De Johan Cruyff se aprendió tempranamente que la victoria relaja la atención y que la derrota ejerce un insospechado magnetismo que impide a los espectadores apartar la mirada de las pantallas. Su «Dream team» atraía muchas admiraciones y rencores entre los aficionados de las demás hinchadas. Pero, en Madrid, las personas privadas de la emoción del gol siempre le agradeceremos la superioridad de su equipo y las oportunidades que eso nos brindó para acercarnos a las rubias desatendidas que languidecían en los bares mientras la peña mataba copas y minis de cerveza sin apartar los ojos de la tele.

En aquellos años disolutos y totalmente desperdiciados, nunca conocí la inquietud que suele despertar el fútbol en los demás. Este país tiende a concentrar el espectáculo público en cosos, los taurinos y los del esférico, pero uno jamás frecuentó estos fosos si no había por medio razones más notables que un toro o un balón. A Cruyff se le comenzó a valorar cuando ya era una leyenda y su nombre se había alejado de las bastardías comunes que desdoran la imagen y carcomen el prestigio. Desde ese horizonte alejado de las pasiones del momento se aprendió lo que muchos ya conocían, que en lo suyo había sido un vanguardista, un esteta de la pelota, como si la manera de mover el cuero en el césped le diera unas nuevas dimensiones al campo.

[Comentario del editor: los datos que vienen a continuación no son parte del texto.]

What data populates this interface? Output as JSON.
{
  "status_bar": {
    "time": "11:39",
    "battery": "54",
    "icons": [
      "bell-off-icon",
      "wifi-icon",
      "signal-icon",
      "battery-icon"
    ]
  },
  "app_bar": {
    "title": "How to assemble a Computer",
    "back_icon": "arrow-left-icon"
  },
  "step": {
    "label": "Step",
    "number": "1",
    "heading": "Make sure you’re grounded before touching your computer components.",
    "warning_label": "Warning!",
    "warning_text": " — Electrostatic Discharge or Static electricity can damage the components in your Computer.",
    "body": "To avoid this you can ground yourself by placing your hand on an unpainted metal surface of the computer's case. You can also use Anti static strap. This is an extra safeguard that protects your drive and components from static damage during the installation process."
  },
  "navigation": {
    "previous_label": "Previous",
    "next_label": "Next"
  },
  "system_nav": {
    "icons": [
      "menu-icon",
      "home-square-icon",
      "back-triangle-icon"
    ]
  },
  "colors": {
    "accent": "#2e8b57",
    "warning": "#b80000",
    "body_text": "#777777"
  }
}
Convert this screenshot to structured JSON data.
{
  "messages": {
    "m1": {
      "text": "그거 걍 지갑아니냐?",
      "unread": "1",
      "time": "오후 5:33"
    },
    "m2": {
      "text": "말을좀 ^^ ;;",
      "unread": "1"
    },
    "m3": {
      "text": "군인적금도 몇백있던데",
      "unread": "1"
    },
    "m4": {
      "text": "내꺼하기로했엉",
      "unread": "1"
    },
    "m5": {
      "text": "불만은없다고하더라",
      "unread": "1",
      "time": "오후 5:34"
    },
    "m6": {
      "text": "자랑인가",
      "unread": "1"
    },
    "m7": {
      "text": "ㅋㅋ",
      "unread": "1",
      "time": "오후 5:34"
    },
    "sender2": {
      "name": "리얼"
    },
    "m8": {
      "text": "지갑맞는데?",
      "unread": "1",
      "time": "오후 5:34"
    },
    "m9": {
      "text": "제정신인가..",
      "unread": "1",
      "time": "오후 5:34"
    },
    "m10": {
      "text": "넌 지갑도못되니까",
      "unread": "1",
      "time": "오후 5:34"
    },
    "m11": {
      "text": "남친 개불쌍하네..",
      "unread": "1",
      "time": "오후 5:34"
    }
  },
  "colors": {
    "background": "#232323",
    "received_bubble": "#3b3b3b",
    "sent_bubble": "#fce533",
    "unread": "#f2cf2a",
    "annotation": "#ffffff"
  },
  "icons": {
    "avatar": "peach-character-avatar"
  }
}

A los grandes se les suele amar y odiar en sus épocas, pero es a toro pasado –el tiempo es perspectiva– cuando se aprecia su legado. En un deporte de equipo, Cruyff recuperó una idea básica, que me recordaba hace muy poco un periodista deportivo: la importancia del trabajo en equipo, que es justo lo que le dio fuerza a aquel Barcelona sin autoestima, que es justo del que viene el Barça de hoy. En esta época de individualidades, en que todavía hay quien se empeña en tirar de talonario en vez de reivindicar canteras y apuntar al grupo como fórmula de éxito, Cruyff introdujo esta lección esencial y, de paso, regaló un estilo que luego adoptó la Selección española.

Hay quien valora a las personas sólo por los triunfos alcanzados. No faltarán enumeraciones para definir a Cruyff: eso de las listas de copas conquistadas, récords de turno y esas otras obviedades que tan fácilmente pueden airearse y que van dando al personaje su dimensión histórica y pragmática. Pero el Cruyff que se prefiere, que no es otro que el de los legos del fútbol, es el Cruyff elegante de la derrota. A uno, que siempre ha sentido la ine-vitable empatía que despiertan los perdedores, los desdichados, los que caminan con la vida en contra, haciendo de su voluntad, su destino, siempre le ha caído muy bien la «Naranja Mecánica», aquella selección holandesa que no ganó nada, pero que aún se menciona con respeto. Con aquello, Cruyff parece decirnos que para ser recordados basta con no traicionar la identidad, que es la grandeza de uno, su estilo. Una máxima para los más pequeños.